According to a doctor, authorities, and the United Nations, during the mass expulsion of migrant workers from Angola to the Democratic Republic of the Congo, women and children have been raped and subjected to other abuses.
According to UN statistics, Angola has deported thousands of employees in recent months, continuing earlier purges over the preceding 12 years, which human rights organisations and the UN claim included abuses.
The extent of the most recent expulsion is not yet known, but according to previously published data from the UN’s migration agency, the International Organization for Migration (IOM), 12,000 workers have gone through one border crossing close to the DRC town of Kamako in the preceding six months.
According to the Reuters news agency, UN personnel visited the region last month and issued an internal preliminary report on the situation.
“Girls and women are arrested wherever they are, without the necessary needs, detained and then separated from their children and husbands, subjected to inhuman and degrading treatment, sometimes raped,” the report said.
The study, which has not yet been released, did not specifically name the offenders. A local doctor attributed the deaths to DRC people and Angolan security troops.
Simo Milagres, a spokesman for Angola’s migration agency, acknowledged a rise in expulsions in recent weeks but refuted reports of rapes and other abuses.
“That’s not true,” he said. “I can guarantee that there isn’t an institutional attitude promoting violence against migrants.”
The Democratic Republic of the Congo’s Kasai area is close to Angola’s border, and expelled Congolese migrants are pushing a hired bicycle to bring their goods there.
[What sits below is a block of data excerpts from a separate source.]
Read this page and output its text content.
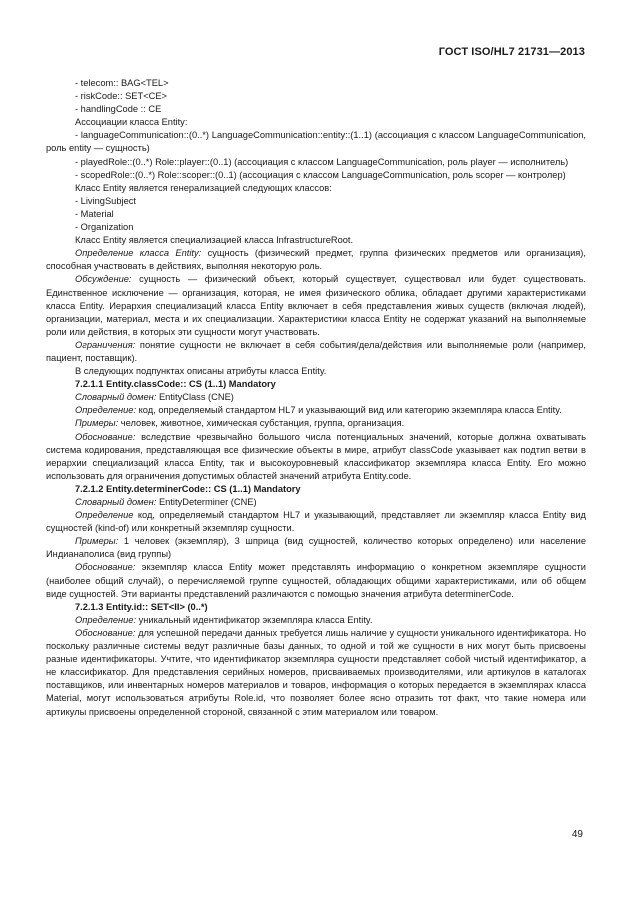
ГОСТ ISO/HL7 21731—2013
- telecom:: BAG<TEL>
- riskCode:: SET<CE>
- handlingCode :: CE
Ассоциации класса Entity:
- languageCommunication::(0..*) LanguageCommunication::entity::(1..1) (ассоциация с классом LanguageCommunication, роль entity — сущность)
- playedRole::(0..*) Role::player::(0..1) (ассоциация с классом LanguageCommunication, роль player — исполнитель)
- scopedRole::(0..*) Role::scoper::(0..1) (ассоциация с классом LanguageCommunication, роль scoper — контролер)
Класс Entity является генерализацией следующих классов:
- LivingSubject
- Material
- Organization
Класс Entity является специализацией класса InfrastructureRoot.
Определение класса Entity: сущность (физический предмет, группа физических предметов или организация), способная участвовать в действиях, выполняя некоторую роль.
Обсуждение: сущность — физический объект, который существует, существовал или будет существовать. Единственное исключение — организация, которая, не имея физического облика, обладает другими характеристиками класса Entity. Иерархия специализаций класса Entity включает в себя представления живых существ (включая людей), организации, материал, места и их специализации. Характеристики класса Entity не содержат указаний на выполняемые роли или действия, в которых эти сущности могут участвовать.
Ограничения: понятие сущности не включает в себя события/дела/действия или выполняемые роли (например, пациент, поставщик).
В следующих подпунктах описаны атрибуты класса Entity.
7.2.1.1 Entity.classCode:: CS (1..1) Mandatory
Словарный домен: EntityClass (CNE)
Определение: код, определяемый стандартом HL7 и указывающий вид или категорию экземпляра класса Entity.
Примеры: человек, животное, химическая субстанция, группа, организация.
Обоснование: вследствие чрезвычайно большого числа потенциальных значений, которые должна охватывать система кодирования, представляющая все физические объекты в мире, атрибут classCode указывает как подтип ветви в иерархии специализаций класса Entity, так и высокоуровневый классификатор экземпляра класса Entity. Его можно использовать для ограничения допустимых областей значений атрибута Entity.code.
7.2.1.2 Entity.determinerCode:: CS (1..1) Mandatory
Словарный домен: EntityDeterminer (CNE)
Определение код, определяемый стандартом HL7 и указывающий, представляет ли экземпляр класса Entity вид сущностей (kind-of) или конкретный экземпляр сущности.
Примеры: 1 человек (экземпляр), 3 шприца (вид сущностей, количество которых определено) или население Индианаполиса (вид группы)
Обоснование: экземпляр класса Entity может представлять информацию о конкретном экземпляре сущности (наиболее общий случай), о перечисляемой группе сущностей, обладающих общими характеристиками, или об общем виде сущностей. Эти варианты представлений различаются с помощью значения атрибута determinerCode.
7.2.1.3 Entity.id:: SET<II> (0..*)
Определение: уникальный идентификатор экземпляра класса Entity.
Обоснование: для успешной передачи данных требуется лишь наличие у сущности уникального идентификатора. Но поскольку различные системы ведут различные базы данных, то одной и той же сущности в них могут быть присвоены разные идентификаторы. Учтите, что идентификатор экземпляра сущности представляет собой чистый идентификатор, а не классификатор. Для представления серийных номеров, присваиваемых производителями, или артикулов в каталогах поставщиков, или инвентарных номеров материалов и товаров, информация о которых передается в экземплярах класса Material, могут использоваться атрибуты Role.id, что позволяет более ясно отразить тот факт, что такие номера или артикулы присвоены определенной стороной, связанной с этим материалом или товаром.
49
Expelled workers from Angola ride a hired bicycle carrying their goods along a muddy road to Tshikapa in the DRC, which is close to Angola’s border.
Increase in cases
The number of abuse cases was not specified in the UN report. However, 122 cases of rape were reported in local clinics this year, according to Victor Mikobi, a physician who specialises in treating sexual assault victims at a Kamako health institution. This is a record number for the community, he said.
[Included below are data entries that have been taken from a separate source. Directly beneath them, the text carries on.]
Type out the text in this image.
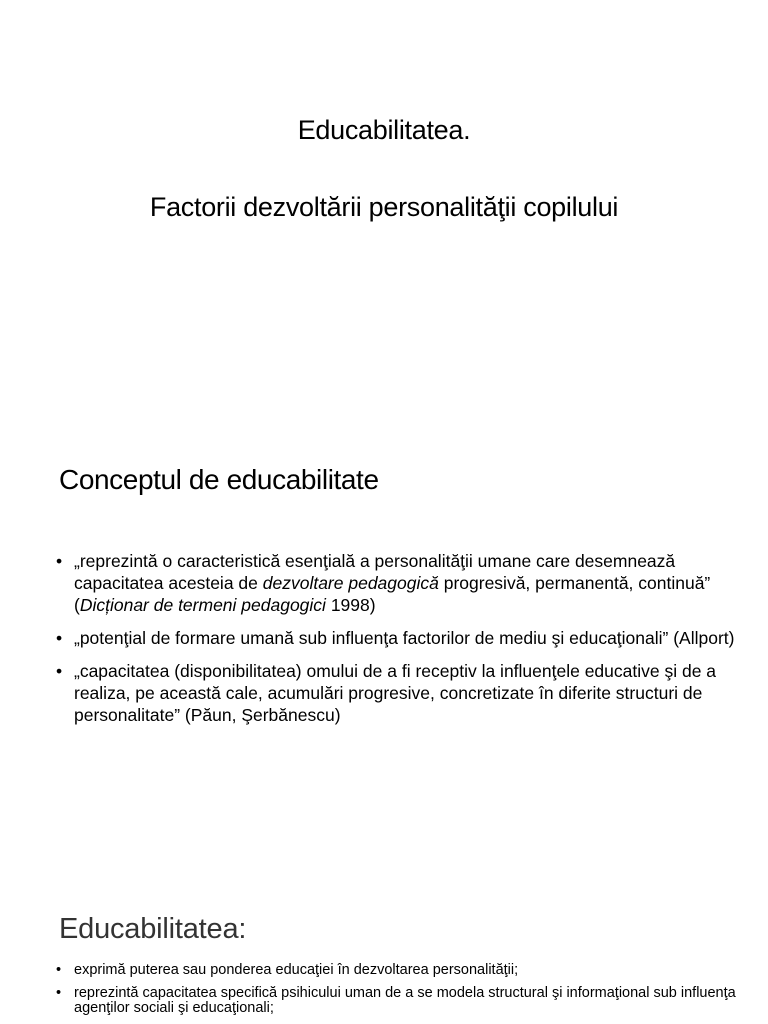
Educabilitatea.
Factorii dezvoltării personalităţii copilului
Conceptul de educabilitate
• „reprezintă o caracteristică esenţială a personalităţii umane care desemnează capacitatea acesteia de dezvoltare pedagogică progresivă, permanentă, continuă” (Dicționar de termeni pedagogici 1998)
• „potenţial de formare umană sub influenţa factorilor de mediu şi educaţionali” (Allport)
• „capacitatea (disponibilitatea) omului de a fi receptiv la influenţele educative şi de a realiza, pe această cale, acumulări progresive, concretizate în diferite structuri de personalitate” (Păun, Şerbănescu)
Educabilitatea:
• exprimă puterea sau ponderea educaţiei în dezvoltarea personalităţii;
• reprezintă capacitatea specifică psihicului uman de a se modela structural şi informaţional sub influenţa agenţilor sociali şi educaţionali;
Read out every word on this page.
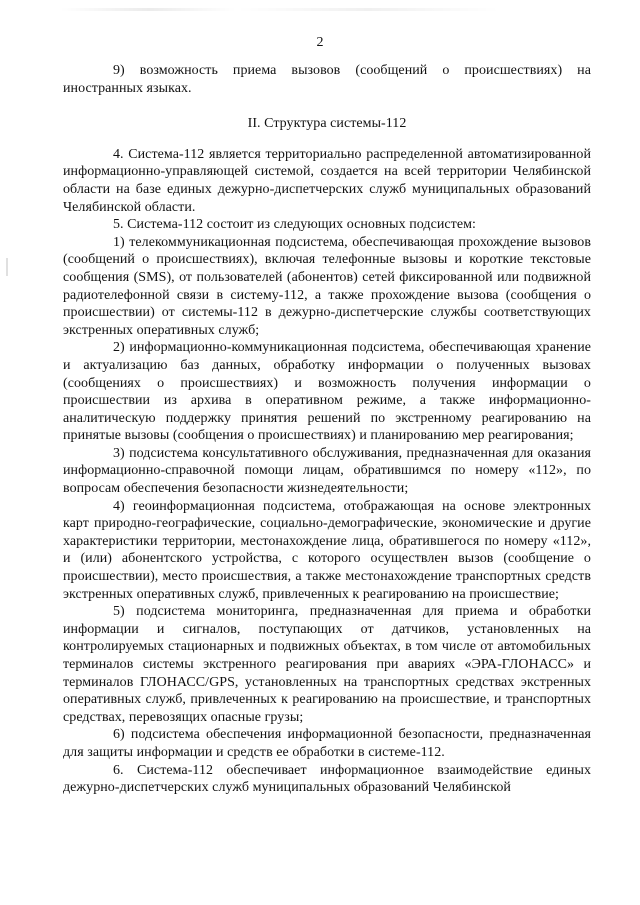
2

9) возможность приема вызовов (сообщений о происшествиях) на иностранных языках.

II. Структура системы-112

4. Система-112 является территориально распределенной автоматизированной информационно-управляющей системой, создается на всей территории Челябинской области на базе единых дежурно-диспетчерских служб муниципальных образований Челябинской области.

5. Система-112 состоит из следующих основных подсистем:

1) телекоммуникационная подсистема, обеспечивающая прохождение вызовов (сообщений о происшествиях), включая телефонные вызовы и короткие текстовые сообщения (SMS), от пользователей (абонентов) сетей фиксированной или подвижной радиотелефонной связи в систему-112, а также прохождение вызова (сообщения о происшествии) от системы-112 в дежурно-диспетчерские службы соответствующих экстренных оперативных служб;

2) информационно-коммуникационная подсистема, обеспечивающая хранение и актуализацию баз данных, обработку информации о полученных вызовах (сообщениях о происшествиях) и возможность получения информации о происшествии из архива в оперативном режиме, а также информационно-аналитическую поддержку принятия решений по экстренному реагированию на принятые вызовы (сообщения о происшествиях) и планированию мер реагирования;

3) подсистема консультативного обслуживания, предназначенная для оказания информационно-справочной помощи лицам, обратившимся по номеру «112», по вопросам обеспечения безопасности жизнедеятельности;

4) геоинформационная подсистема, отображающая на основе электронных карт природно-географические, социально-демографические, экономические и другие характеристики территории, местонахождение лица, обратившегося по номеру «112», и (или) абонентского устройства, с которого осуществлен вызов (сообщение о происшествии), место происшествия, а также местонахождение транспортных средств экстренных оперативных служб, привлеченных к реагированию на происшествие;

5) подсистема мониторинга, предназначенная для приема и обработки информации и сигналов, поступающих от датчиков, установленных на контролируемых стационарных и подвижных объектах, в том числе от автомобильных терминалов системы экстренного реагирования при авариях «ЭРА-ГЛОНАСС» и терминалов ГЛОНАСС/GPS, установленных на транспортных средствах экстренных оперативных служб, привлеченных к реагированию на происшествие, и транспортных средствах, перевозящих опасные грузы;

6) подсистема обеспечения информационной безопасности, предназначенная для защиты информации и средств ее обработки в системе-112.

6. Система-112 обеспечивает информационное взаимодействие единых дежурно-диспетчерских служб муниципальных образований Челябинской
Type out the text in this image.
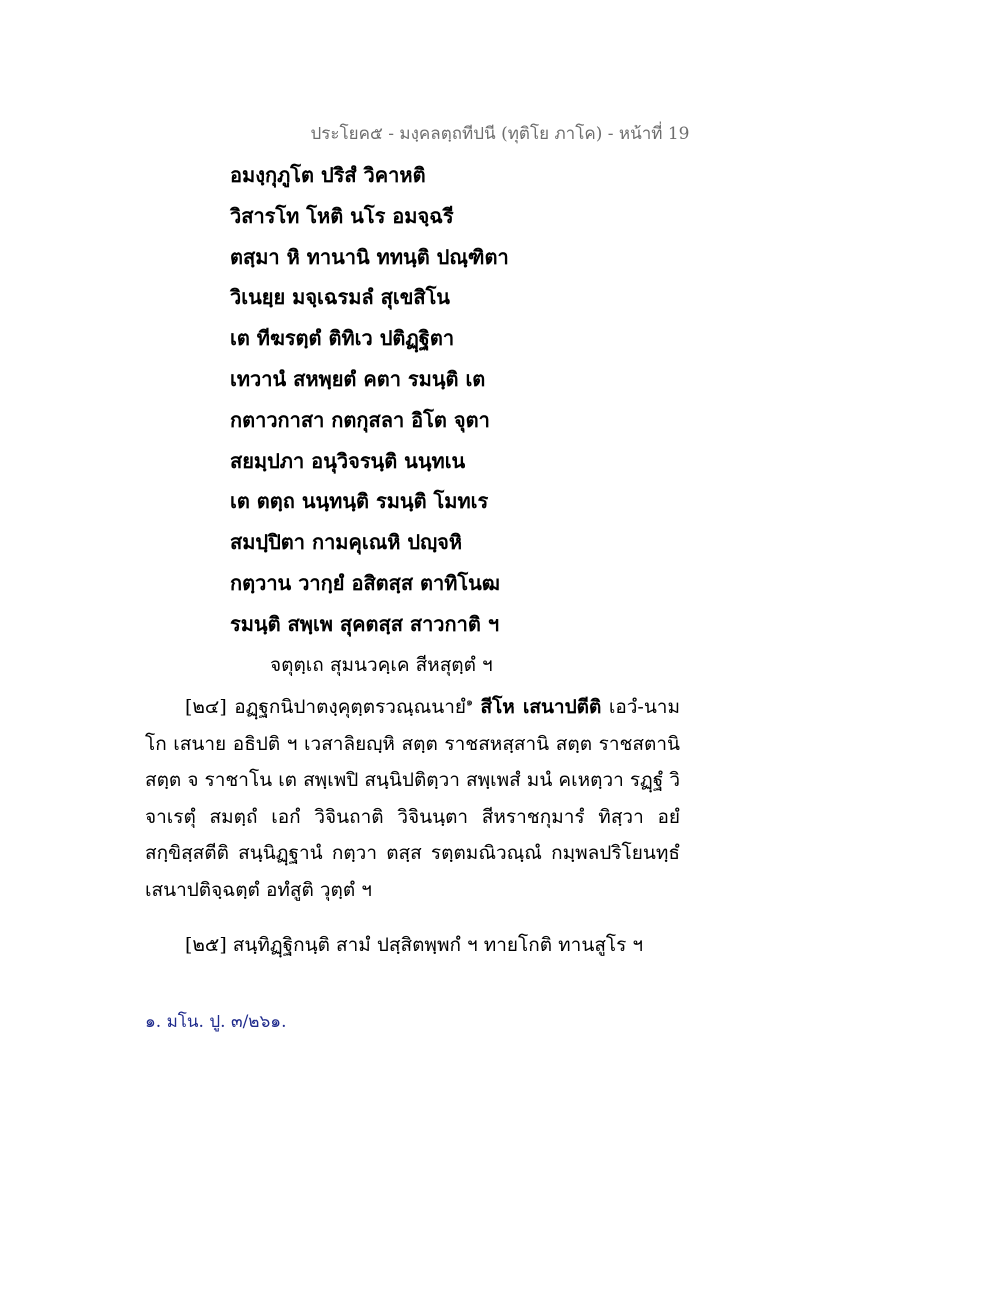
ประโยค๕ - มงฺคลตฺถทีปนี (ทุติโย ภาโค) - หน้าที่ 19
อมงฺกุภูโต ปริสํ วิคาหติ
วิสารโท โหติ นโร อมจฺฉรี
ตสฺมา หิ ทานานิ ททนฺติ ปณฺฑิตา
วิเนยฺย มจฺเฉรมลํ สุเขสิโน
เต ทีฆรตฺตํ ติทิเว ปติฏฺฐิตา
เทวานํ สหพฺยตํ คตา รมนฺติ เต
กตาวกาสา กตกุสลา อิโต จุตา
สยมฺปภา อนุวิจรนฺติ นนฺทเน
เต ตตฺถ นนฺทนฺติ รมนฺติ โมทเร
สมปฺปิตา กามคุเณหิ ปญฺจหิ
กตฺวาน วากฺยํ อสิตสฺส ตาทิโนฒ
รมนฺติ สพฺเพ สุคตสฺส สาวกาติ ฯ
จตุตฺเถ สุมนวคฺเค สีหสุตฺตํ ฯ
[๒๔] อฏฺฐกนิปาตงฺคุตฺตรวณฺณนายํ$^๑$ สีโห เสนาปตีติ เอวํ-นามโก เสนาย อธิปติ ฯ เวสาลิยญฺหิ สตฺต ราชสหสฺสานิ สตฺต ราชสตานิ สตฺต จ ราชาโน เต สพฺเพปิ สนฺนิปติตฺวา สพฺเพสํ มนํ คเหตฺวา รฏฺฐํ วิจาเรตุํ สมตฺถํ เอกํ วิจินถาติ วิจินนฺตา สีหราชกุมารํ ทิสฺวา อยํ สกฺขิสฺสตีติ สนฺนิฏฺฐานํ กตฺวา ตสฺส รตฺตมณิวณฺณํ กมฺพลปริโยนทฺธํ เสนาปติจฺฉตฺตํ อทํสูติ วุตฺตํ ฯ
[๒๕] สนฺทิฏฺฐิกนฺติ สามํ ปสฺสิตพฺพกํ ฯ ทายโกติ ทานสูโร ฯ
๑. มโน. ปู. ๓/๒๖๑.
“These are women or girls expelled from Angola, some of them under 10 years old, without any means of subsistence and very vulnerable to this type of violence,” he said. Instances of gang rape have caused medical complications, he said.
He calculated that the Angolan security forces were responsible for at least 14 rapes based on testimony from patients who received care at his health institution. He said that civilians in the DRC were responsible for dozens of such crimes.
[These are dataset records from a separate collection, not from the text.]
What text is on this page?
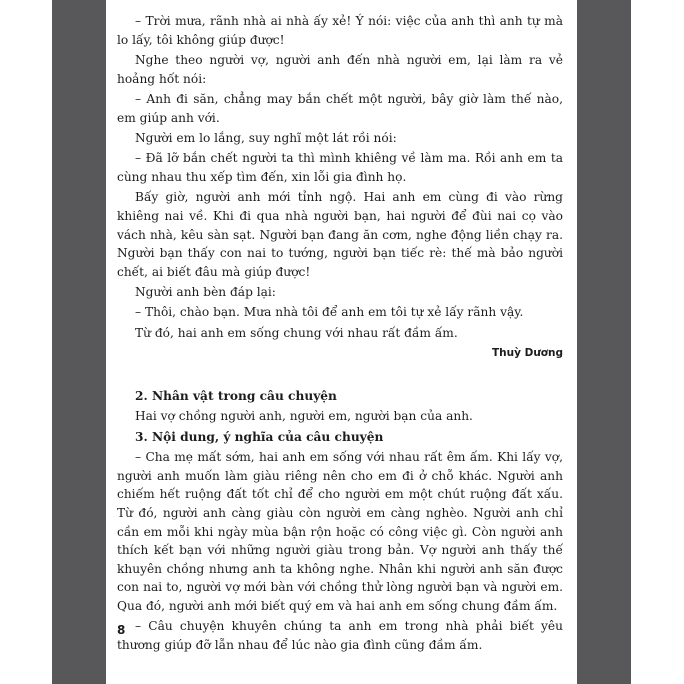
– Trời mưa, rãnh nhà ai nhà ấy xẻ! Ý nói: việc của anh thì anh tự mà lo lấy, tôi không giúp được!

Nghe theo người vợ, người anh đến nhà người em, lại làm ra vẻ hoảng hốt nói:

– Anh đi săn, chẳng may bắn chết một người, bây giờ làm thế nào, em giúp anh với.

Người em lo lắng, suy nghĩ một lát rồi nói:

– Đã lỡ bắn chết người ta thì mình khiêng về làm ma. Rồi anh em ta cùng nhau thu xếp tìm đến, xin lỗi gia đình họ.

Bấy giờ, người anh mới tỉnh ngộ. Hai anh em cùng đi vào rừng khiêng nai về. Khi đi qua nhà người bạn, hai người để đùi nai cọ vào vách nhà, kêu sàn sạt. Người bạn đang ăn cơm, nghe động liền chạy ra. Người bạn thấy con nai to tướng, người bạn tiếc rè: thế mà bảo người chết, ai biết đâu mà giúp được!

Người anh bèn đáp lại:

– Thôi, chào bạn. Mưa nhà tôi để anh em tôi tự xẻ lấy rãnh vậy.

Từ đó, hai anh em sống chung với nhau rất đầm ấm.

Thuỳ Dương

2. Nhân vật trong câu chuyện

Hai vợ chồng người anh, người em, người bạn của anh.

3. Nội dung, ý nghĩa của câu chuyện

– Cha mẹ mất sớm, hai anh em sống với nhau rất êm ấm. Khi lấy vợ, người anh muốn làm giàu riêng nên cho em đi ở chỗ khác. Người anh chiếm hết ruộng đất tốt chỉ để cho người em một chút ruộng đất xấu. Từ đó, người anh càng giàu còn người em càng nghèo. Người anh chỉ cần em mỗi khi ngày mùa bận rộn hoặc có công việc gì. Còn người anh thích kết bạn với những người giàu trong bản. Vợ người anh thấy thế khuyên chồng nhưng anh ta không nghe. Nhân khi người anh săn được con nai to, người vợ mới bàn với chồng thử lòng người bạn và người em. Qua đó, người anh mới biết quý em và hai anh em sống chung đầm ấm.

– Câu chuyện khuyên chúng ta anh em trong nhà phải biết yêu thương giúp đỡ lẫn nhau để lúc nào gia đình cũng đầm ấm.

8
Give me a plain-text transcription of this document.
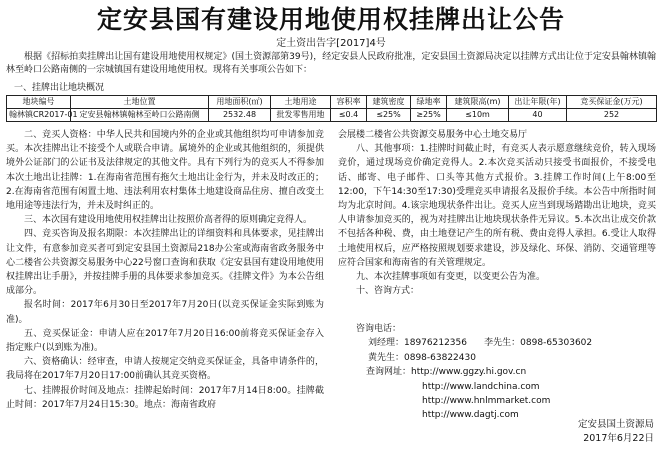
定安县国有建设用地使用权挂牌出让公告
定土资出告字[2017]4号

根据《招标拍卖挂牌出让国有建设用地使用权规定》(国土资源部第39号)，经定安县人民政府批准，定安县国土资源局决定以挂牌方式出让位于定安县翰林镇翰林至岭口公路南侧的一宗城镇国有建设用地使用权。现将有关事项公告如下：

一、挂牌出让地块概况
地块编号	土地位置	用地面积(㎡)	土地用途	容积率	建筑密度	绿地率	建筑限高(m)	出让年限(年)	竞买保证金(万元)
翰林镇CR2017-01	定安县翰林镇翰林至岭口公路南侧	2532.48	批发零售用地	≤0.4	≤25%	≥25%	≤10m	40	252

二、竞买人资格：中华人民共和国境内外的企业或其他组织均可申请参加竞买。本次挂牌出让不接受个人或联合申请。属境外的企业或其他组织的，须提供境外公证部门的公证书及法律规定的其他文件。具有下列行为的竞买人不得参加本次土地出让挂牌：1.在海南省范围有拖欠土地出让金行为，并未及时改正的；2.在海南省范围有闲置土地、违法利用农村集体土地建设商品住房、擅自改变土地用途等违法行为，并未及时纠正的。

三、本次国有建设用地使用权挂牌出让按照价高者得的原则确定竞得人。

四、竞买咨询及报名期限：本次挂牌出让的详细资料和具体要求，见挂牌出让文件，有意参加竞买者可到定安县国土资源局218办公室或海南省政务服务中心二楼省公共资源交易服务中心22号窗口查询和获取《定安县国有建设用地使用权挂牌出让手册》，并按挂牌手册的具体要求参加竞买。《挂牌文件》为本公告组成部分。

报名时间：2017年6月30日至2017年7月20日(以竞买保证金实际到账为准)。

五、竞买保证金：申请人应在2017年7月20日16:00前将竞买保证金存入指定账户(以到账为准)。

六、资格确认：经审查，申请人按规定交纳竞买保证金，具备申请条件的，我局将在2017年7月20日17:00前确认其竞买资格。

七、挂牌报价时间及地点：挂牌起始时间：2017年7月14日8:00。挂牌截止时间：2017年7月24日15:30。地点：海南省政府

会展楼二楼省公共资源交易服务中心土地交易厅

八、其他事项：1.挂牌时间截止时，有竞买人表示愿意继续竞价，转入现场竞价，通过现场竞价确定竞得人。2.本次竞买活动只接受书面报价，不接受电话、邮寄、电子邮件、口头等其他方式报价。3.挂牌工作时间(上午8:00至12:00，下午14:30至17:30)受理竞买申请报名及报价手续。本公告中所指时间均为北京时间。4.该宗地现状条件出让。竞买人应当到现场踏勘出让地块，竞买人申请参加竞买的，视为对挂牌出让地块现状条件无异议。5.本次出让成交价款不包括各种税、费，由土地登记产生的所有税、费由竞得人承担。6.受让人取得土地使用权后，应严格按照规划要求建设，涉及绿化、环保、消防、交通管理等应符合国家和海南省的有关管理规定。

九、本次挂牌事项如有变更，以变更公告为准。

十、咨询方式：

咨询电话：
刘经理：18976212356 李先生：0898-65303602
黄先生：0898-63822430
查询网址：http://www.ggzy.hi.gov.cn
http://www.landchina.com
http://www.hnlmmarket.com
http://www.dagtj.com
定安县国土资源局
2017年6月22日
According to a DRC immigration official who spoke to Reuters under the condition of anonymity, officials had discussed dozens of rapes on both sides of the border in meetings.
The governor of the southern DRC’s Kasai area, Dieudonne Pieme Tutokot, claimed to be aware of rapes and to have started an investigation.
Search for diamonds
Angola is rich in diamonds Thousands of migrant workers from the remote, underdeveloped south of the DRC have long been drawn to the Lunda Norde region. According to the UN assessment, many people arrive and work illegally. Only 20% of the workers who were deported had permits.
According to Fabien Sambussy, the head of the IOM mission in the DRC, Kamako has transformed into a “open-air migrant camp.”
Abbé Trudon Keshilemba, president of a group of civil society organisations in Kamako, said: “The Congolese end up occupying whole villages in Angola, and the Angolans feel that they will disappear.”
“We are witnessing this without being able to do anything due to a lack of resources,” the DRC immigration officer said.